Plus de 1 000 postes menacés chez BNP Paribas Fortis

0
76

Les fusions se poursuivent dans le secteur bancaire belge. BNP Paribas Fortis, la première banque de la plate-forme avec 13 000 employés, prépare le retrait de 800 à 1 000 emplois dans le cadre de négociations en cours avec les syndicats sur l'organisation du travail. La nouvelle, ressentie depuis des jours, a été officiellement confirmée jeudi. Trois des quatre syndicats de la banque ont donné leur accord de principe.

Convention syndicale

La banque leur garantit en échange de ne pas procéder à "Pas de licenciement à sec" : tout se fera par un plan de départs volontaires. Ce dernier offrira notamment la possibilité de se former à un autre métier, surtout dans la santé dans le cadre d'un accord récemment passé par le secteur bancaire belge avec des secteurs en tension pour organiser des ponts. " La banque poursuivra et renforcera ses efforts de formation pour que tous ses employés développent leur employabilité interne et externe. ", Affirme BNP Paribas Fortis par communiqué de presse.

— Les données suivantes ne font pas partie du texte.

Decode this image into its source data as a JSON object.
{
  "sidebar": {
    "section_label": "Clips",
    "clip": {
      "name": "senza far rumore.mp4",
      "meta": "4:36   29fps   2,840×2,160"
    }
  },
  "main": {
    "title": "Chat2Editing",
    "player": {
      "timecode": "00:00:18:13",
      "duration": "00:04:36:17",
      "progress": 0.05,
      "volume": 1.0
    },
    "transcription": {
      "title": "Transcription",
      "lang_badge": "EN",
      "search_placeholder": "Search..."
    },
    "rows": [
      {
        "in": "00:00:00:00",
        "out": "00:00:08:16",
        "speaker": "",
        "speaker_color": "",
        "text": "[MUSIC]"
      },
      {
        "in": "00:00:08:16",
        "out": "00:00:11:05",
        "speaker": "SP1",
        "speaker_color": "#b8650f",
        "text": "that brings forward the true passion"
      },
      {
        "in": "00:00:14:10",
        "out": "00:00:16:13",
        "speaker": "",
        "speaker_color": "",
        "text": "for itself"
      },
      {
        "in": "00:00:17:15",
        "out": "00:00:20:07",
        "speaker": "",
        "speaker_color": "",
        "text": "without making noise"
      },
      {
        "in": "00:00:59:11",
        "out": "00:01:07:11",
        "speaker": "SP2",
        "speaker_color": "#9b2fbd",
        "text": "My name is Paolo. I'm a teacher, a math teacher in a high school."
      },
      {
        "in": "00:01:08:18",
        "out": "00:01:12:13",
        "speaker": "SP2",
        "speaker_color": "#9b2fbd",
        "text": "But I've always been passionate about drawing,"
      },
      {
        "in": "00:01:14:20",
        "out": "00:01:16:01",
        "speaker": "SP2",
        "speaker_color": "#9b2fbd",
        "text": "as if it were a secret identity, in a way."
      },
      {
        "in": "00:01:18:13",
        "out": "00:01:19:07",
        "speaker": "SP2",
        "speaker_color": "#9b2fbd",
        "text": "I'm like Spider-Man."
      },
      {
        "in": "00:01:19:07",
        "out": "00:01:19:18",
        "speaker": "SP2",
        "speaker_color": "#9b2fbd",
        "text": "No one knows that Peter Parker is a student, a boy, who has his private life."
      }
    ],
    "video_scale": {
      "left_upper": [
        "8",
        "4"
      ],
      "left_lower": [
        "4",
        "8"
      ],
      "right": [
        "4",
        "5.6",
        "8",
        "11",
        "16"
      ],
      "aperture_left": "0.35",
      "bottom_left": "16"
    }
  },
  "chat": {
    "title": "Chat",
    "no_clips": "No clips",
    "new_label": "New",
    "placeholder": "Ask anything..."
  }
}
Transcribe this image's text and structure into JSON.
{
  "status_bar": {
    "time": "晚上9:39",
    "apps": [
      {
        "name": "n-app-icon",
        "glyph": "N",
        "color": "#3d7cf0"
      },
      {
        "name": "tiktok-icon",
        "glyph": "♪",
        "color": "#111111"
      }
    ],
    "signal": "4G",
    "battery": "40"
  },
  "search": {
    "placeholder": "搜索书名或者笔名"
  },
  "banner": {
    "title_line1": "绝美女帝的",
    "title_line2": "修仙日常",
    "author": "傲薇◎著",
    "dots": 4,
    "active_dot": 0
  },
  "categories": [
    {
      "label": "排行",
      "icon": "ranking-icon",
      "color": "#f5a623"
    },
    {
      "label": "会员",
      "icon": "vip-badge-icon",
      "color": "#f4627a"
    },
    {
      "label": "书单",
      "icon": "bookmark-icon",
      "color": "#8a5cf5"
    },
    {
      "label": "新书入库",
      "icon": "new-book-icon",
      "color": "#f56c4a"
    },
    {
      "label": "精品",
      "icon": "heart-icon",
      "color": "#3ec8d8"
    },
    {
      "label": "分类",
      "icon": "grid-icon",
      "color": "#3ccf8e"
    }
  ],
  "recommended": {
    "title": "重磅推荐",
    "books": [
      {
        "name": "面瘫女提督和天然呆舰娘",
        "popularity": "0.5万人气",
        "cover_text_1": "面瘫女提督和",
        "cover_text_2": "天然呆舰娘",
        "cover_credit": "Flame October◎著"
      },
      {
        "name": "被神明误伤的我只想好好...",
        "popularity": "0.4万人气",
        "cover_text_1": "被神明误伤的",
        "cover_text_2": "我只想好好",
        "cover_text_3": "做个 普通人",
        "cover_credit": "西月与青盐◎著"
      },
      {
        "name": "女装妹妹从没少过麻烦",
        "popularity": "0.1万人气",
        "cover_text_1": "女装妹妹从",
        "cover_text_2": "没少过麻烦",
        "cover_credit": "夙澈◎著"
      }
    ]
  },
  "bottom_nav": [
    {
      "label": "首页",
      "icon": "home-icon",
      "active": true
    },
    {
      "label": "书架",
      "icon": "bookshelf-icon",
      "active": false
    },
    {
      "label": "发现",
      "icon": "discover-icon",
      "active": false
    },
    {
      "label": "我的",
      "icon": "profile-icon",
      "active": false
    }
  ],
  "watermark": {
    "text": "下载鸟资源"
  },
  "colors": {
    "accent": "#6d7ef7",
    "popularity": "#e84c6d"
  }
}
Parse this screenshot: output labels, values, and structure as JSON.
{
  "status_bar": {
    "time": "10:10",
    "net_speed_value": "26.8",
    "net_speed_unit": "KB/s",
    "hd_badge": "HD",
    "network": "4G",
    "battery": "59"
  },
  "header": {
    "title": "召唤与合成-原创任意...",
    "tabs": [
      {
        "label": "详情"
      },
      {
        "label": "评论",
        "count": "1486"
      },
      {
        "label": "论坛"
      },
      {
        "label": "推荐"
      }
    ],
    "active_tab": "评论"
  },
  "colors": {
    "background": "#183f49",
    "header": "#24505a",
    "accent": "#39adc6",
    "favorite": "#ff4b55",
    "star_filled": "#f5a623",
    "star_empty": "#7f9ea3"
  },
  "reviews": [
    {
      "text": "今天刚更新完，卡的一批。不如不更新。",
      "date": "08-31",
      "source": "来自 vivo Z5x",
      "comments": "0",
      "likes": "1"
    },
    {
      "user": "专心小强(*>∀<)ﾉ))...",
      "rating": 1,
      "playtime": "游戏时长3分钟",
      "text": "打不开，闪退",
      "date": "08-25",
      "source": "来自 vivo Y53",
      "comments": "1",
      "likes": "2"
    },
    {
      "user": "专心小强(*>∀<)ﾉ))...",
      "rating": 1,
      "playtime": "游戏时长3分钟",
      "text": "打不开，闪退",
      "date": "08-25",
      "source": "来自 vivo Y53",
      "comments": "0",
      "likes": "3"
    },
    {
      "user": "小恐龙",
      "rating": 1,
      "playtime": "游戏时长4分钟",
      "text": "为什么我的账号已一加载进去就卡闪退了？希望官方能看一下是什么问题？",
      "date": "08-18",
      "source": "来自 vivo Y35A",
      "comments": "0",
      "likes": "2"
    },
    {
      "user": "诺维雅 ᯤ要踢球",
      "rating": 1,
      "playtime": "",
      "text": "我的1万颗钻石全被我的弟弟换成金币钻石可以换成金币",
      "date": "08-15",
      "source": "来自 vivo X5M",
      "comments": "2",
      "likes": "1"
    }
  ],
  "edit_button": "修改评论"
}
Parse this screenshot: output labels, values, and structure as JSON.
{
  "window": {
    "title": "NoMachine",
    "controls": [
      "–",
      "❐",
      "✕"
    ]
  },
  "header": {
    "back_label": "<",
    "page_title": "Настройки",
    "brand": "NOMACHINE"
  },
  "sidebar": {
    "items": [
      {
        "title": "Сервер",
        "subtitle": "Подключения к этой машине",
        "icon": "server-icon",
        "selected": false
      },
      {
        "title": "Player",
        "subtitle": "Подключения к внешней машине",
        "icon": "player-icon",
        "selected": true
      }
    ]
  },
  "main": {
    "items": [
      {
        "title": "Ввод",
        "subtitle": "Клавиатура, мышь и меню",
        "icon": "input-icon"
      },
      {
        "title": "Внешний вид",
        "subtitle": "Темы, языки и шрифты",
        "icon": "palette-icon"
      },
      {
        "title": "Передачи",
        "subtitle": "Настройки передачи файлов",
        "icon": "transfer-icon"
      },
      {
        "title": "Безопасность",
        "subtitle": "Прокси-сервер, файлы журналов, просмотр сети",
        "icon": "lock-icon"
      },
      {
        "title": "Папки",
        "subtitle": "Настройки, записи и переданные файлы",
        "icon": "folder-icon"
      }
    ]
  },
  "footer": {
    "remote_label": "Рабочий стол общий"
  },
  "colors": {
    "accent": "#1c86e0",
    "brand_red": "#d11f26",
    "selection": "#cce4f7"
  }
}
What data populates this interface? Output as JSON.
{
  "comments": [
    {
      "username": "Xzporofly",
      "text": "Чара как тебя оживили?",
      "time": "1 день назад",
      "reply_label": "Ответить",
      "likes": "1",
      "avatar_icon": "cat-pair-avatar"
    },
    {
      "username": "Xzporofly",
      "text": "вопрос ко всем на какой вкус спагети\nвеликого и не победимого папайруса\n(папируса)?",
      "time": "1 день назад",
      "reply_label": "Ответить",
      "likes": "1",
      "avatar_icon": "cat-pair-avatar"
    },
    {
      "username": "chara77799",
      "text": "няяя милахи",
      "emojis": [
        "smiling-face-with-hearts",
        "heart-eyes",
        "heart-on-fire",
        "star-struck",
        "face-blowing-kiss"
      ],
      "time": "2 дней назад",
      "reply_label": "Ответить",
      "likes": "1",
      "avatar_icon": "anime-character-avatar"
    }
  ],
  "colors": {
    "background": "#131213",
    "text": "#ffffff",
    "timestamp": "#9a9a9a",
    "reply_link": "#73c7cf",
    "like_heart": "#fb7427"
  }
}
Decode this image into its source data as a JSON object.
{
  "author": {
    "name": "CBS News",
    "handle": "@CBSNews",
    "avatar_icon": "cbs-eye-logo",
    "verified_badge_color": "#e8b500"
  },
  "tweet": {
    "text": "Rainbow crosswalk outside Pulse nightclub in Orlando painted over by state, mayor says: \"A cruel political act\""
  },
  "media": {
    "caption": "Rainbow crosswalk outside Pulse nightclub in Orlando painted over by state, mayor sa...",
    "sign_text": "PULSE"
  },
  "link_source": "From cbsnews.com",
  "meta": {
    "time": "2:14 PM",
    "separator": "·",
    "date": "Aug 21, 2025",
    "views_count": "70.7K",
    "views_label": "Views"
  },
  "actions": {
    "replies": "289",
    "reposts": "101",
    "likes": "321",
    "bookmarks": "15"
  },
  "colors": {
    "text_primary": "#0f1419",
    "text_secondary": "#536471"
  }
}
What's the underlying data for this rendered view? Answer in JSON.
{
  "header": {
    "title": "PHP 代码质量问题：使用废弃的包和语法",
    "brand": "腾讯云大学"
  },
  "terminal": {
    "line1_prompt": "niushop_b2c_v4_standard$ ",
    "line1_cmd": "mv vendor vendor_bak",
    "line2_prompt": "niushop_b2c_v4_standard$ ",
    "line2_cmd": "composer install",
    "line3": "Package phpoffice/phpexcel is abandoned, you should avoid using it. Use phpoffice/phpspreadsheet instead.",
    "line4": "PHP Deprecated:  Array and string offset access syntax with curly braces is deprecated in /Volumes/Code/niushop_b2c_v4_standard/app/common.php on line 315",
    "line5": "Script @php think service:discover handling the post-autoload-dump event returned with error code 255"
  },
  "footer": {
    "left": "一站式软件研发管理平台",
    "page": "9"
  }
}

Jusqu'à 2500 emplois en moins

Cependant, les pertes d'emplois iront plus loin: l'accord sur la table ne prévoit pas non plus de remplacement des départs "naturels" (départs à la retraite, démissions, etc.) de la banque pour les trois prochaines années. Au final, selon les estimations de la presse belge, entre 2 000 et 2 500 emplois devraient être supprimés chez BNP Paribas Fortis. Pour éviter les licenciements à sec, les syndicats ont également dû accepter une réforme du temps de travail pour travailler plus sans gagner plus.

Les chiffres tomberaient à un peu plus de 10 000, soit deux fois moins que Fortis il y a dix ans. Le champion belge de l'époque, qui naviguait à l'international, a quant à lui dû réduire fortement les voiles avec la crise et le passage sous le giron du français BNP Paribas.

numériser

Ses dégraissages successifs s'inscrivent dans un mouvement fondamental qui touche également ses concurrents. Selon les derniers chiffres de Febelfin, la fédération des banques belges, le secteur bancaire (hors réseau indépendant) compte désormais 51 200 emplois, contre plus de 62 000 il y a dix ans.

Au-delà du choc de la crise de 2008, les banques souffrent de taux bas persistants, qui pèsent sur leurs marges, et sont obligées de se réorganiser sous l'impact de l'innovation et de la modification des habitudes des consommateurs. Le passage clair à la numérisation implique la disparition de certains emplois. En témoigne la forte baisse du nombre d'agences "physiques", passées de 8 000 à 5 000 en Belgique au cours des dix dernières années.